Experimental studies and theoretical modelling of an unsteady state biofilter used to treat fluctuating concentrations of an alpha-pinene air emission

This research describes the biofiltration of a transient, α-pinene laden air emission and compares experimental results to a dynamic diffusion-reaction model for a plug flow reactor. Three parallel biofilters, two biofilters (replicates) treating a cyclically fluctuating concentration and the third biofilter treating a constant concentration, were used to study the effect of periodic concentration fluctuations on biofilter performance. The cycle period ranged from 10 minutes to 6 days, with maximum α-pinene concentration fluctuations between 0 to 100 ppmv.; Both cyclic (cycle period of 10 minutes) and constant concentration biofilters maintained similar long-term performance (averaging removal efficiencies of 77%) at an averaged loading rate of 29 g α-pinene/m3 bed/h.; The dynamic model, using kinetic parameters estimated from the constant concentration biofilter, was able to predict the performance of cyclically operated biofilters operating at short cycle periods (i.e., on the order of minutes and hours). As a first approximation, steady state kinetic data from a constant concentration biofilter can be used to predict unsteady state biofilter operation. At a 24 hour cycle period, the dynamic model compares well with experimental results. At longer times scales the model does not effectively predict transient behaviour as adsorption and changes in kinetic parameters are not accounted for.; For long cycle periods (i.e., hours and days), removal efficiency decreased after periods of non-loading; the longer the period of non-loading, the poorer the biofilter's performance at the re-commencement of pollutant loading.
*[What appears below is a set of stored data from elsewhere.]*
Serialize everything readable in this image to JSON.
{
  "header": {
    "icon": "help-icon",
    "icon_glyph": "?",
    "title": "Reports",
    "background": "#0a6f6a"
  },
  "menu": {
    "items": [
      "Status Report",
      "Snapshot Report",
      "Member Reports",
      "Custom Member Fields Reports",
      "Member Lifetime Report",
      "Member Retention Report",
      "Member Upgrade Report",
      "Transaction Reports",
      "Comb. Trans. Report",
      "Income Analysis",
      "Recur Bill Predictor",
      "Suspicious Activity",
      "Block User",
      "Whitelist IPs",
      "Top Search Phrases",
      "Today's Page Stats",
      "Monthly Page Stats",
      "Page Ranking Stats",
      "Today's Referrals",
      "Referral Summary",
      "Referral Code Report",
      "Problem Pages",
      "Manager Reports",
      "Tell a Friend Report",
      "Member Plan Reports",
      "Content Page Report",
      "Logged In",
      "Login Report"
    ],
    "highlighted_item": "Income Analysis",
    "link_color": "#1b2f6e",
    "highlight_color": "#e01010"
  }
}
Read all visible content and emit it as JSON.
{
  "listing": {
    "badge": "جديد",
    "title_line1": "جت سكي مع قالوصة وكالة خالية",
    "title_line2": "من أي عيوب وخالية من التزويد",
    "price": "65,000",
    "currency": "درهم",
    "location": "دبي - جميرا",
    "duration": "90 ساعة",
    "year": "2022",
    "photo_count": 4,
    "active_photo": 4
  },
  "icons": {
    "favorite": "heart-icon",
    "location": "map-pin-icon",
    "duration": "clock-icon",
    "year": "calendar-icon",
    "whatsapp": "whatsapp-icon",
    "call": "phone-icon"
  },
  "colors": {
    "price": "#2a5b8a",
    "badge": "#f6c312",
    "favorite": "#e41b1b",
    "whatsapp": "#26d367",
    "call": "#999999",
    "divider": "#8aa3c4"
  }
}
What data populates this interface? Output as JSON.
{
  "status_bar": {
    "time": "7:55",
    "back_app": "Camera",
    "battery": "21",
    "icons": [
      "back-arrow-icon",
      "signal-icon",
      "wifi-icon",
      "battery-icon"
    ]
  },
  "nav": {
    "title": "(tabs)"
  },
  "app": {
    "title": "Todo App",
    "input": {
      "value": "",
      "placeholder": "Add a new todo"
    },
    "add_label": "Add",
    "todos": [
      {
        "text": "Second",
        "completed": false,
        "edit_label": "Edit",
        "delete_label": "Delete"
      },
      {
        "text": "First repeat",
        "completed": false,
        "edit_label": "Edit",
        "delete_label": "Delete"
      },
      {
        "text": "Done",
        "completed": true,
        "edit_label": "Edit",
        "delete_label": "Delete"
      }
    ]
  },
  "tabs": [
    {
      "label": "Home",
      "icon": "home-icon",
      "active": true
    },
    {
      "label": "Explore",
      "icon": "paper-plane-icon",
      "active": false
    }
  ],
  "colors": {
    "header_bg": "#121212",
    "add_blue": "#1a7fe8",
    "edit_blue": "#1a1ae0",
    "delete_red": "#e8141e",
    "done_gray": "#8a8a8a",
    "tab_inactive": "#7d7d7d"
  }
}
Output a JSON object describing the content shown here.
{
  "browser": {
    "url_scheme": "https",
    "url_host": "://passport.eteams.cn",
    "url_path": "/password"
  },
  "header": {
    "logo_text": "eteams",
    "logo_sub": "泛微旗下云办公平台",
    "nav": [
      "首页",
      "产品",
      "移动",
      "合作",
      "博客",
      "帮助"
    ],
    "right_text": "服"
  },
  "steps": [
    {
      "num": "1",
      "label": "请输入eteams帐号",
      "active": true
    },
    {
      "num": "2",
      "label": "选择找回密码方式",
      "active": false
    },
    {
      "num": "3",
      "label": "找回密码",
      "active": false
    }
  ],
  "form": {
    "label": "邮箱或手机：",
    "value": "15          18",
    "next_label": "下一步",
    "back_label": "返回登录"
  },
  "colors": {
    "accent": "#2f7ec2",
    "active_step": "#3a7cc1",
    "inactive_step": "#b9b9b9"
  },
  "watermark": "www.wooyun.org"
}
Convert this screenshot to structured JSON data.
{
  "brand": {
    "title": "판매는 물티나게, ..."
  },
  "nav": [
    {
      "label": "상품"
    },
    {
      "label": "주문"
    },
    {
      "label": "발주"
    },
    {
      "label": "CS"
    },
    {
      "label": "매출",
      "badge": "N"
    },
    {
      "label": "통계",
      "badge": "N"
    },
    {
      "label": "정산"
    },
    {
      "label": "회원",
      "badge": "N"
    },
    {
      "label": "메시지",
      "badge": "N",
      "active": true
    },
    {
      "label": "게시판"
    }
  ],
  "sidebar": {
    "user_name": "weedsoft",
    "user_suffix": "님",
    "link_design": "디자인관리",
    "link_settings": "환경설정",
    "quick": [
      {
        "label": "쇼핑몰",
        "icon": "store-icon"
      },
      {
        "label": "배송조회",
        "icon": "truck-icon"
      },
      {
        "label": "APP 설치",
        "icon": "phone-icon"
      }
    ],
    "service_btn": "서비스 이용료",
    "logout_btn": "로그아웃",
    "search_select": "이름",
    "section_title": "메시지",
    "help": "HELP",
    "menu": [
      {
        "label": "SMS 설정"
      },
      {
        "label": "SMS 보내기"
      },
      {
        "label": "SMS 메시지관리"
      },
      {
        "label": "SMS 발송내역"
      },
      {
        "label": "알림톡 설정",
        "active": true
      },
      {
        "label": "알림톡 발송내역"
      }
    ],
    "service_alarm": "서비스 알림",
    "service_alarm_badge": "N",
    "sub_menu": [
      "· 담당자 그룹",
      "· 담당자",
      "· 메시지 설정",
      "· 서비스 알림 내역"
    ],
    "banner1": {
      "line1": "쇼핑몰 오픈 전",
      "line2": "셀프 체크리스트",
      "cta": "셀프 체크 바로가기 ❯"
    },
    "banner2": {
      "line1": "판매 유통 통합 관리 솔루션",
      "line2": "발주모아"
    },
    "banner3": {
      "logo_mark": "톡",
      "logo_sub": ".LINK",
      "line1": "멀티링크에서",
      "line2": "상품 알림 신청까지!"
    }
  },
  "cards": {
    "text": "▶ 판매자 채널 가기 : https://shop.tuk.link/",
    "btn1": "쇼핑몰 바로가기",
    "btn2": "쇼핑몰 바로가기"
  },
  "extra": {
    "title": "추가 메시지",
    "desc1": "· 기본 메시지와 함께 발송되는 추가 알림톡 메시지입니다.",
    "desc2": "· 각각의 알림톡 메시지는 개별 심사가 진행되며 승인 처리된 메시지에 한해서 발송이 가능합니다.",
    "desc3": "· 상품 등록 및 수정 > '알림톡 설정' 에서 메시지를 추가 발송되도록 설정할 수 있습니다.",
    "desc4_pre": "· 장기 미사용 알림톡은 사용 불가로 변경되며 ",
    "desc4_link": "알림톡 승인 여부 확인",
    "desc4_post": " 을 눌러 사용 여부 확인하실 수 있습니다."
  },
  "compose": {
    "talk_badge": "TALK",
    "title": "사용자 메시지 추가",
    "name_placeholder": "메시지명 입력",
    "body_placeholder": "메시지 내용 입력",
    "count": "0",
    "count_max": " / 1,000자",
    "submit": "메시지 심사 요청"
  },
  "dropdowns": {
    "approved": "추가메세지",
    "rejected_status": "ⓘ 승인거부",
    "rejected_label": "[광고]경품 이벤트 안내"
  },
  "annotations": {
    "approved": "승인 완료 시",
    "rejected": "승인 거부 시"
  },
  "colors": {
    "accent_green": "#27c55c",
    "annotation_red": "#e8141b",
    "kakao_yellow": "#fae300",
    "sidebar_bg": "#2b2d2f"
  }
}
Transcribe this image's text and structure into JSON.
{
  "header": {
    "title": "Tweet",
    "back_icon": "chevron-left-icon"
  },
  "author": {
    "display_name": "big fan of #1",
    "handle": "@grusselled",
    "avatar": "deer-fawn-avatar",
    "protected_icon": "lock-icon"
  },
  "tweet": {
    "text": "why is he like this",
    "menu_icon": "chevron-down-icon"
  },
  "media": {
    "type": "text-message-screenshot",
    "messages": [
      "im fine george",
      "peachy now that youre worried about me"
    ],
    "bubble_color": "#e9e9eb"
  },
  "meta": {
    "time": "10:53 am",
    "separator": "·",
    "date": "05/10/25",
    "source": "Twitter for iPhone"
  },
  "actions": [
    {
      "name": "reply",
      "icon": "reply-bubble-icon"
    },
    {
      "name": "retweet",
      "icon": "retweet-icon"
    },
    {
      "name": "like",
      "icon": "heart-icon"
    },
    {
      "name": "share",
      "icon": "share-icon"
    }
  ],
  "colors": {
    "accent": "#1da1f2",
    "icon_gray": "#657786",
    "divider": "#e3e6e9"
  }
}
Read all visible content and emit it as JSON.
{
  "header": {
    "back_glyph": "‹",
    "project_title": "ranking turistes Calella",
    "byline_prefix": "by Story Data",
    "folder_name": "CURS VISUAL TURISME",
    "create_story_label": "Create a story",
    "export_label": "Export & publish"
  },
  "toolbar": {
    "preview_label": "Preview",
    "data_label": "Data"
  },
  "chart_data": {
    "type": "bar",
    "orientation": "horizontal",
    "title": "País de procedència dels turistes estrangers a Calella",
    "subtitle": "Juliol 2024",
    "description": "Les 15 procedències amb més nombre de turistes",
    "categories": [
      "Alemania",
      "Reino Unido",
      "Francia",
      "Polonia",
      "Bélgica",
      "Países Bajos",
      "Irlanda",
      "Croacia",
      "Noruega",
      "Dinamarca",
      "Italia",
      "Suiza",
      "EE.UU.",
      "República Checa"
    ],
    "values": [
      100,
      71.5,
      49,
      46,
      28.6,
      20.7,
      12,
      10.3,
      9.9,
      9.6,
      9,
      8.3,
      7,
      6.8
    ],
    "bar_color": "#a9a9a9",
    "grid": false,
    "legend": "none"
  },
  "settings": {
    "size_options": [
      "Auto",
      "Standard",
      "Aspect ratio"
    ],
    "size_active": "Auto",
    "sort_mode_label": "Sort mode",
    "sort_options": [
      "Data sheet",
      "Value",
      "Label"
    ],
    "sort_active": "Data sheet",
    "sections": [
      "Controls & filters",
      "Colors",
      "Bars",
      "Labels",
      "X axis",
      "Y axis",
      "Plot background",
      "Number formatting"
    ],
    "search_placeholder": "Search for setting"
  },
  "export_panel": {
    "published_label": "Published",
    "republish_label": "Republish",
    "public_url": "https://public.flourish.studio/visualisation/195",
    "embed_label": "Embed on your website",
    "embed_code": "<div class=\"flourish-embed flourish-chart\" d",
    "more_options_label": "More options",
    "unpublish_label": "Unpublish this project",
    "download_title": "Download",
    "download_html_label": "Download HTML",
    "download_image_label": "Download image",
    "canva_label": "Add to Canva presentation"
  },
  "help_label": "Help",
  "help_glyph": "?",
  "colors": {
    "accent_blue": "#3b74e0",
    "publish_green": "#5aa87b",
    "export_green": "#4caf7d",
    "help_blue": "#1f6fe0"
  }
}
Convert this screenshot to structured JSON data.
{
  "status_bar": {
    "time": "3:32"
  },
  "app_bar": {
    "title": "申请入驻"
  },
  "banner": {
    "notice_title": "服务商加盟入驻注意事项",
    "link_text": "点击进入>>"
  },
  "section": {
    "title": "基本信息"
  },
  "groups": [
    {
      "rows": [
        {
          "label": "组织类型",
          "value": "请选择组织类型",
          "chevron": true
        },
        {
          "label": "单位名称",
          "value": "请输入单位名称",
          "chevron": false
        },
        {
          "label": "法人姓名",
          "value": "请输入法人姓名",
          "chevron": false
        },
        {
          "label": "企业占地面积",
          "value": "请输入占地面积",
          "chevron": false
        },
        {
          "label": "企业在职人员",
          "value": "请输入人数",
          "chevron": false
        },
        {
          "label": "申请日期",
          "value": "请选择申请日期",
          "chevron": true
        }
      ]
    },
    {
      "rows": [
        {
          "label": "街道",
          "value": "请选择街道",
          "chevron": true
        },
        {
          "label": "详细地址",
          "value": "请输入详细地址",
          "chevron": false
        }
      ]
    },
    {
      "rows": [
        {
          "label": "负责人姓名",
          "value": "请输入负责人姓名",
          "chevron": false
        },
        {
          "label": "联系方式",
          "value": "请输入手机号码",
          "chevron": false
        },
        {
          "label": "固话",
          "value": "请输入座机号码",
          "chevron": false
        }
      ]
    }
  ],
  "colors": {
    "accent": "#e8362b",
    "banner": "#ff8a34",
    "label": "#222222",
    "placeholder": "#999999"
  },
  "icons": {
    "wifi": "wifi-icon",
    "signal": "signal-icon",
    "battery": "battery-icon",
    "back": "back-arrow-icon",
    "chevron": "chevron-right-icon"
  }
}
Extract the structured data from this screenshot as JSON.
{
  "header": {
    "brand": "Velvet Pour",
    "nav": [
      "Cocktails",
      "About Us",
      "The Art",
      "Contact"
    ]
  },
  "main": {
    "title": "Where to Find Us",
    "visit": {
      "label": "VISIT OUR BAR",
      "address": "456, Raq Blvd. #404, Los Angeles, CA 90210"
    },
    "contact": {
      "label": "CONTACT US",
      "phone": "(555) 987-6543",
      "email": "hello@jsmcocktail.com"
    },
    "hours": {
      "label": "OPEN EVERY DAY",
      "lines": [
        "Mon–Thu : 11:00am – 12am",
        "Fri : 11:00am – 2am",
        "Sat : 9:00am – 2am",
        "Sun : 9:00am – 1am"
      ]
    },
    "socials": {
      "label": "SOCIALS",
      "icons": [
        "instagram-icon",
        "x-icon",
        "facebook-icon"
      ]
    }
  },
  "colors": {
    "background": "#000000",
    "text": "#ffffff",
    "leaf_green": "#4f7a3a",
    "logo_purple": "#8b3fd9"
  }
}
The recovery time for a cycle period of 24 hours was less than one hour. The recovery time for a cycle period of 6 days was between 6–8 hours.; Modelling results showed that similar biofiltration performance for cyclic and constant concentration biofiltration of α-pinene is expected for biofilters operating solely in the first order kinetics regime. Poorer performance for cyclic biofilters following Monod kinetics spanning the entire kinetics range is expected as the cycle amplitude increases. The most important parameters affecting the performance of a cyclically operated biofilter with short cycle periods are: amplitude of cyclic fluctuations, C_g,max/C_g, relative value of the half saturation constant in the Monod expression, K _s, and effective diffusivity of α-pinene in the biofilm, D _e.